While he was in police custody, the force said, he was also arrested on suspicion of possessing Class A and Class B drugs, and has been bailed on that allegation too. It is a second, separate matter.

What bail means
After an arrest, the police can hold someone without charge for up to 24 hours, rising to a maximum of 96 hours for a serious offence if senior officers and a court agree. At the end of that time they must either charge the person or release them.
When the police cannot charge someone in that window but want to keep investigating, they can release them on bail, with a date to return and, usually, conditions. That is different from being “released under investigation,” which carries no return date. The Met gave a September return date and referred to bail conditions, so the case is live and has a point at which it is expected to move towards a decision.

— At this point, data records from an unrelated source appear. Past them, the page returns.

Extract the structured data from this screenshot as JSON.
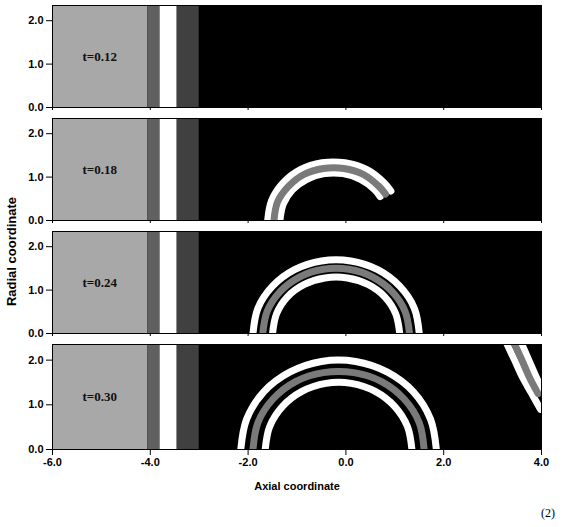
{
  "chart_data": [
    {
      "type": "line",
      "title": "t=0.12",
      "tick_labels": "y",
      "xlim": [
        -6,
        4
      ],
      "ylim": [
        0,
        2.35
      ],
      "xticks": [
        {
          "value": -6,
          "label": "-6.0"
        },
        {
          "value": -4,
          "label": "-4.0"
        },
        {
          "value": -2,
          "label": "-2.0"
        },
        {
          "value": 0,
          "label": "0.0"
        },
        {
          "value": 2,
          "label": "2.0"
        },
        {
          "value": 4,
          "label": "4.0"
        }
      ],
      "yticks": [
        {
          "value": 0,
          "label": "0.0"
        },
        {
          "value": 1,
          "label": "1.0"
        },
        {
          "value": 2,
          "label": "2.0"
        }
      ],
      "regions": [
        {
          "x1": -6,
          "x2": 4,
          "color": "#000000"
        },
        {
          "x1": -6,
          "x2": -4.05,
          "color": "#a8a8a8"
        },
        {
          "x1": -4.05,
          "x2": -3.8,
          "color": "#606060"
        },
        {
          "x1": -3.8,
          "x2": -3.45,
          "color": "#ffffff"
        },
        {
          "x1": -3.45,
          "x2": -3.0,
          "color": "#404040"
        }
      ],
      "series": []
    },
    {
      "type": "line",
      "title": "t=0.18",
      "tick_labels": "y",
      "xlim": [
        -6,
        4
      ],
      "ylim": [
        0,
        2.35
      ],
      "xticks": [
        {
          "value": -6,
          "label": "-6.0"
        },
        {
          "value": -4,
          "label": "-4.0"
        },
        {
          "value": -2,
          "label": "-2.0"
        },
        {
          "value": 0,
          "label": "0.0"
        },
        {
          "value": 2,
          "label": "2.0"
        },
        {
          "value": 4,
          "label": "4.0"
        }
      ],
      "yticks": [
        {
          "value": 0,
          "label": "0.0"
        },
        {
          "value": 1,
          "label": "1.0"
        },
        {
          "value": 2,
          "label": "2.0"
        }
      ],
      "regions": [
        {
          "x1": -6,
          "x2": 4,
          "color": "#000000"
        },
        {
          "x1": -6,
          "x2": -4.05,
          "color": "#a8a8a8"
        },
        {
          "x1": -4.05,
          "x2": -3.8,
          "color": "#606060"
        },
        {
          "x1": -3.8,
          "x2": -3.45,
          "color": "#ffffff"
        },
        {
          "x1": -3.45,
          "x2": -3.0,
          "color": "#404040"
        }
      ],
      "series": [
        {
          "color": "#ffffff",
          "x": [
            -1.6,
            -1.52,
            -1.28,
            -0.93,
            -0.49,
            -0.02,
            0.43,
            0.78,
            0.92
          ],
          "values": [
            0,
            0.46,
            0.87,
            1.17,
            1.33,
            1.33,
            1.17,
            0.87,
            0.68
          ]
        },
        {
          "color": "#ffffff",
          "x": [
            -1.35,
            -1.28,
            -1.09,
            -0.8,
            -0.44,
            -0.06,
            0.3,
            0.59,
            0.7
          ],
          "values": [
            0,
            0.38,
            0.71,
            0.95,
            1.08,
            1.08,
            0.95,
            0.71,
            0.55
          ]
        },
        {
          "color": "#7a7a7a",
          "x": [
            -1.47,
            -1.4,
            -1.18,
            -0.86,
            -0.46,
            -0.04,
            0.36,
            0.68,
            0.81
          ],
          "values": [
            0,
            0.42,
            0.78,
            1.06,
            1.2,
            1.2,
            1.06,
            0.78,
            0.61
          ]
        }
      ]
    },
    {
      "type": "line",
      "title": "t=0.24",
      "tick_labels": "y",
      "xlim": [
        -6,
        4
      ],
      "ylim": [
        0,
        2.35
      ],
      "xticks": [
        {
          "value": -6,
          "label": "-6.0"
        },
        {
          "value": -4,
          "label": "-4.0"
        },
        {
          "value": -2,
          "label": "-2.0"
        },
        {
          "value": 0,
          "label": "0.0"
        },
        {
          "value": 2,
          "label": "2.0"
        },
        {
          "value": 4,
          "label": "4.0"
        }
      ],
      "yticks": [
        {
          "value": 0,
          "label": "0.0"
        },
        {
          "value": 1,
          "label": "1.0"
        },
        {
          "value": 2,
          "label": "2.0"
        }
      ],
      "regions": [
        {
          "x1": -6,
          "x2": 4,
          "color": "#000000"
        },
        {
          "x1": -6,
          "x2": -4.05,
          "color": "#a8a8a8"
        },
        {
          "x1": -4.05,
          "x2": -3.8,
          "color": "#606060"
        },
        {
          "x1": -3.8,
          "x2": -3.45,
          "color": "#ffffff"
        },
        {
          "x1": -3.45,
          "x2": -3.0,
          "color": "#404040"
        }
      ],
      "series": [
        {
          "color": "#ffffff",
          "x": [
            -1.9,
            -1.8,
            -1.5,
            -1.05,
            -0.5,
            0.1,
            0.65,
            1.1,
            1.4,
            1.5
          ],
          "values": [
            0,
            0.58,
            1.09,
            1.47,
            1.67,
            1.67,
            1.47,
            1.09,
            0.58,
            0
          ]
        },
        {
          "color": "#ffffff",
          "x": [
            -1.5,
            -1.42,
            -1.2,
            -0.85,
            -0.43,
            0.03,
            0.45,
            0.8,
            1.02,
            1.1
          ],
          "values": [
            0,
            0.45,
            0.84,
            1.13,
            1.28,
            1.28,
            1.13,
            0.84,
            0.45,
            0
          ]
        },
        {
          "color": "#7a7a7a",
          "x": [
            -1.7,
            -1.61,
            -1.35,
            -0.95,
            -0.46,
            0.06,
            0.55,
            0.95,
            1.21,
            1.3
          ],
          "values": [
            0,
            0.51,
            0.96,
            1.3,
            1.48,
            1.48,
            1.3,
            0.96,
            0.51,
            0
          ]
        }
      ]
    },
    {
      "type": "line",
      "title": "t=0.30",
      "xlabel": "Axial coordinate",
      "xlim": [
        -6,
        4
      ],
      "ylim": [
        0,
        2.35
      ],
      "xticks": [
        {
          "value": -6,
          "label": "-6.0"
        },
        {
          "value": -4,
          "label": "-4.0"
        },
        {
          "value": -2,
          "label": "-2.0"
        },
        {
          "value": 0,
          "label": "0.0"
        },
        {
          "value": 2,
          "label": "2.0"
        },
        {
          "value": 4,
          "label": "4.0"
        }
      ],
      "yticks": [
        {
          "value": 0,
          "label": "0.0"
        },
        {
          "value": 1,
          "label": "1.0"
        },
        {
          "value": 2,
          "label": "2.0"
        }
      ],
      "regions": [
        {
          "x1": -6,
          "x2": 4,
          "color": "#000000"
        },
        {
          "x1": -6,
          "x2": -4.05,
          "color": "#a8a8a8"
        },
        {
          "x1": -4.05,
          "x2": -3.8,
          "color": "#606060"
        },
        {
          "x1": -3.8,
          "x2": -3.45,
          "color": "#ffffff"
        },
        {
          "x1": -3.45,
          "x2": -3.0,
          "color": "#404040"
        }
      ],
      "series": [
        {
          "color": "#ffffff",
          "x": [
            -2.15,
            -2.03,
            -1.68,
            -1.15,
            -0.5,
            0.2,
            0.85,
            1.38,
            1.73,
            1.85
          ],
          "values": [
            0,
            0.68,
            1.29,
            1.73,
            1.97,
            1.97,
            1.73,
            1.29,
            0.68,
            0
          ]
        },
        {
          "color": "#ffffff",
          "x": [
            -1.65,
            -1.56,
            -1.3,
            -0.9,
            -0.41,
            0.11,
            0.6,
            1.0,
            1.26,
            1.35
          ],
          "values": [
            0,
            0.51,
            0.96,
            1.3,
            1.48,
            1.48,
            1.3,
            0.96,
            0.51,
            0
          ]
        },
        {
          "color": "#7a7a7a",
          "x": [
            -1.9,
            -1.8,
            -1.49,
            -1.03,
            -0.46,
            0.16,
            0.73,
            1.19,
            1.5,
            1.6
          ],
          "values": [
            0,
            0.6,
            1.13,
            1.52,
            1.72,
            1.72,
            1.52,
            1.13,
            0.6,
            0
          ]
        },
        {
          "color": "#ffffff",
          "x": [
            3.3,
            3.45,
            3.62,
            3.8,
            3.98
          ],
          "values": [
            2.35,
            2.0,
            1.6,
            1.25,
            0.9
          ]
        },
        {
          "color": "#ffffff",
          "x": [
            3.6,
            3.74,
            3.9,
            4.05
          ],
          "values": [
            2.35,
            2.0,
            1.6,
            1.25
          ]
        },
        {
          "color": "#7a7a7a",
          "x": [
            3.45,
            3.6,
            3.76,
            3.93
          ],
          "values": [
            2.35,
            2.0,
            1.6,
            1.25
          ]
        }
      ]
    }
  ],
  "ylabel": "Radial coordinate",
  "annotations": [
    "(2)"
  ]
}
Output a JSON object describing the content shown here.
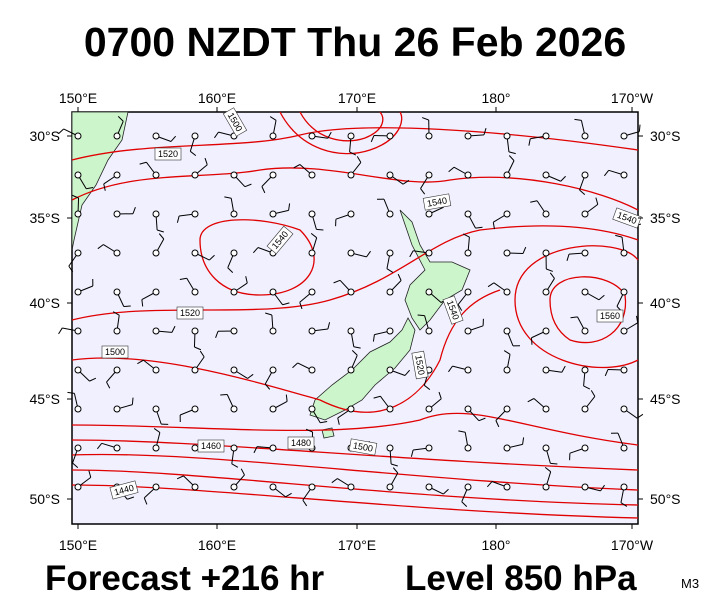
{
  "header": {
    "title": "0700 NZDT Thu 26 Feb 2026"
  },
  "map": {
    "top_labels": [
      "150°E",
      "160°E",
      "170°E",
      "180°",
      "170°W"
    ],
    "bottom_labels": [
      "150°E",
      "160°E",
      "170°E",
      "180°",
      "170°W"
    ],
    "left_labels": [
      "30°S",
      "35°S",
      "40°S",
      "45°S",
      "50°S"
    ],
    "right_labels": [
      "30°S",
      "35°S",
      "40°S",
      "45°S",
      "50°S"
    ],
    "contour_labels": [
      "1500",
      "1520",
      "1540",
      "1540",
      "1540",
      "1520",
      "1500",
      "1560",
      "1540",
      "1520",
      "1500",
      "1480",
      "1460",
      "1440"
    ]
  },
  "footer": {
    "forecast": "Forecast +216 hr",
    "level": "Level 850 hPa",
    "model": "M3"
  }
}
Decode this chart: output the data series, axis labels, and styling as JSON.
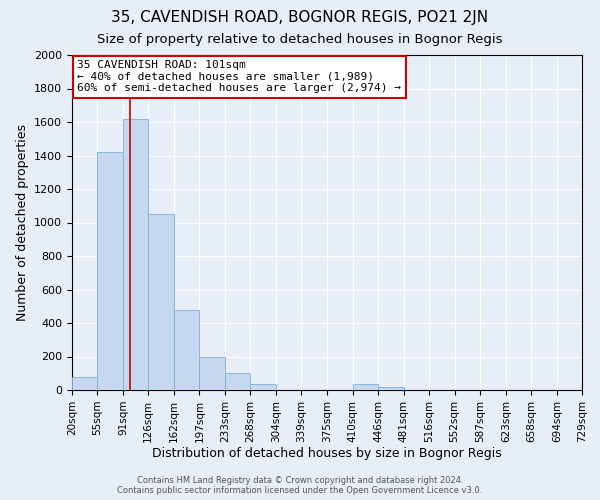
{
  "title": "35, CAVENDISH ROAD, BOGNOR REGIS, PO21 2JN",
  "subtitle": "Size of property relative to detached houses in Bognor Regis",
  "xlabel": "Distribution of detached houses by size in Bognor Regis",
  "ylabel": "Number of detached properties",
  "bin_edges": [
    20,
    55,
    91,
    126,
    162,
    197,
    233,
    268,
    304,
    339,
    375,
    410,
    446,
    481,
    516,
    552,
    587,
    623,
    658,
    694,
    729
  ],
  "bar_heights": [
    80,
    1420,
    1620,
    1050,
    480,
    200,
    100,
    35,
    0,
    0,
    0,
    35,
    20,
    0,
    0,
    0,
    0,
    0,
    0,
    0
  ],
  "bar_color": "#c5d8f0",
  "bar_edge_color": "#7bafd4",
  "bg_color": "#e8eef8",
  "grid_color": "#ffffff",
  "property_size": 101,
  "red_line_color": "#cc0000",
  "annotation_line1": "35 CAVENDISH ROAD: 101sqm",
  "annotation_line2": "← 40% of detached houses are smaller (1,989)",
  "annotation_line3": "60% of semi-detached houses are larger (2,974) →",
  "annotation_box_color": "#ffffff",
  "annotation_box_edge_color": "#cc0000",
  "footer_line1": "Contains HM Land Registry data © Crown copyright and database right 2024.",
  "footer_line2": "Contains public sector information licensed under the Open Government Licence v3.0.",
  "ylim": [
    0,
    2000
  ],
  "yticks": [
    0,
    200,
    400,
    600,
    800,
    1000,
    1200,
    1400,
    1600,
    1800,
    2000
  ],
  "title_fontsize": 11,
  "subtitle_fontsize": 9.5,
  "xlabel_fontsize": 9,
  "ylabel_fontsize": 9,
  "tick_fontsize": 7.5,
  "annotation_fontsize": 8,
  "footer_fontsize": 6
}
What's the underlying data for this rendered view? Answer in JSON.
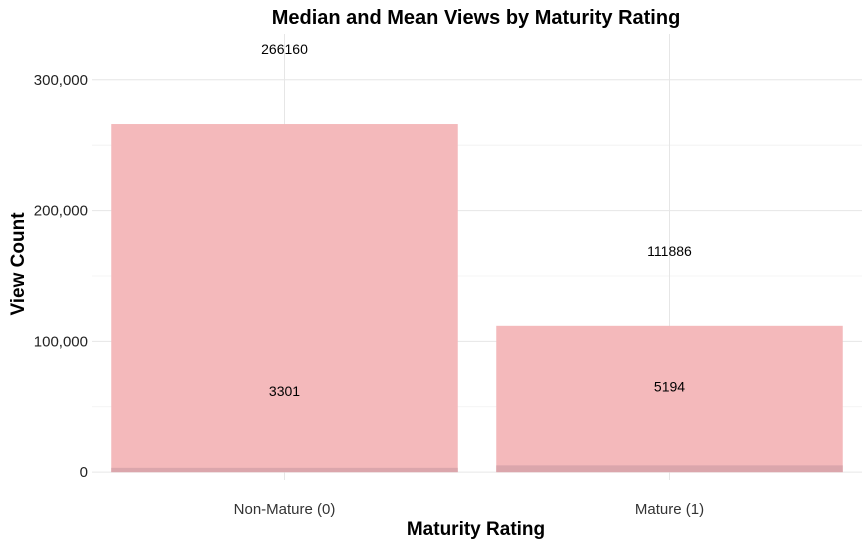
{
  "chart_data": {
    "type": "bar",
    "title": "Median and Mean Views by Maturity Rating",
    "xlabel": "Maturity Rating",
    "ylabel": "View Count",
    "categories": [
      "Non-Mature (0)",
      "Mature (1)"
    ],
    "series": [
      {
        "values": [
          266160,
          111886
        ],
        "color": "#f4b9bb"
      },
      {
        "values": [
          3301,
          5194
        ],
        "color": "#dba6ac"
      }
    ],
    "value_labels": {
      "mean": [
        "266160",
        "111886"
      ],
      "median": [
        "3301",
        "5194"
      ]
    },
    "y_ticks": [
      0,
      100000,
      200000,
      300000
    ],
    "y_tick_labels": [
      "0",
      "100,000",
      "200,000",
      "300,000"
    ],
    "ylim": [
      -6000,
      335000
    ],
    "grid": true,
    "legend": "none"
  }
}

A closed case is not simply picked up again unless something has changed: new evidence, or old evidence re-examined in a way that was not possible before. So an arrest in a case shut in 2018 means something has shifted. The Met would not tell us what.
Putney.news asked the force to confirm the time and place of the arrest, whether bail conditions had been set, and what had prompted it to revisit the case. It declined, citing the ongoing investigation.
The 2017 attack drew national attention. On the morning of 5 May that year, a woman crossing Putney Bridge was pushed into the path of an oncoming bus, whose driver swerved in time. She escaped serious injury. CCTV of the moment was shared widely, police appealed for help that August, and in 2018 the investigation was closed, with the Met saying then that every line of inquiry had been exhausted and that it would reopen the case if new information came to light.
We reported the arrest last week. During the original inquiry, a man was arrested and then cleared after he showed he had not been in the country when it happened. The man arrested this month has not been charged, and is entitled to the presumption of innocence.
He is due to answer bail in early September. Bail can end in a charge, in further bail, or in no further action. We will report any development.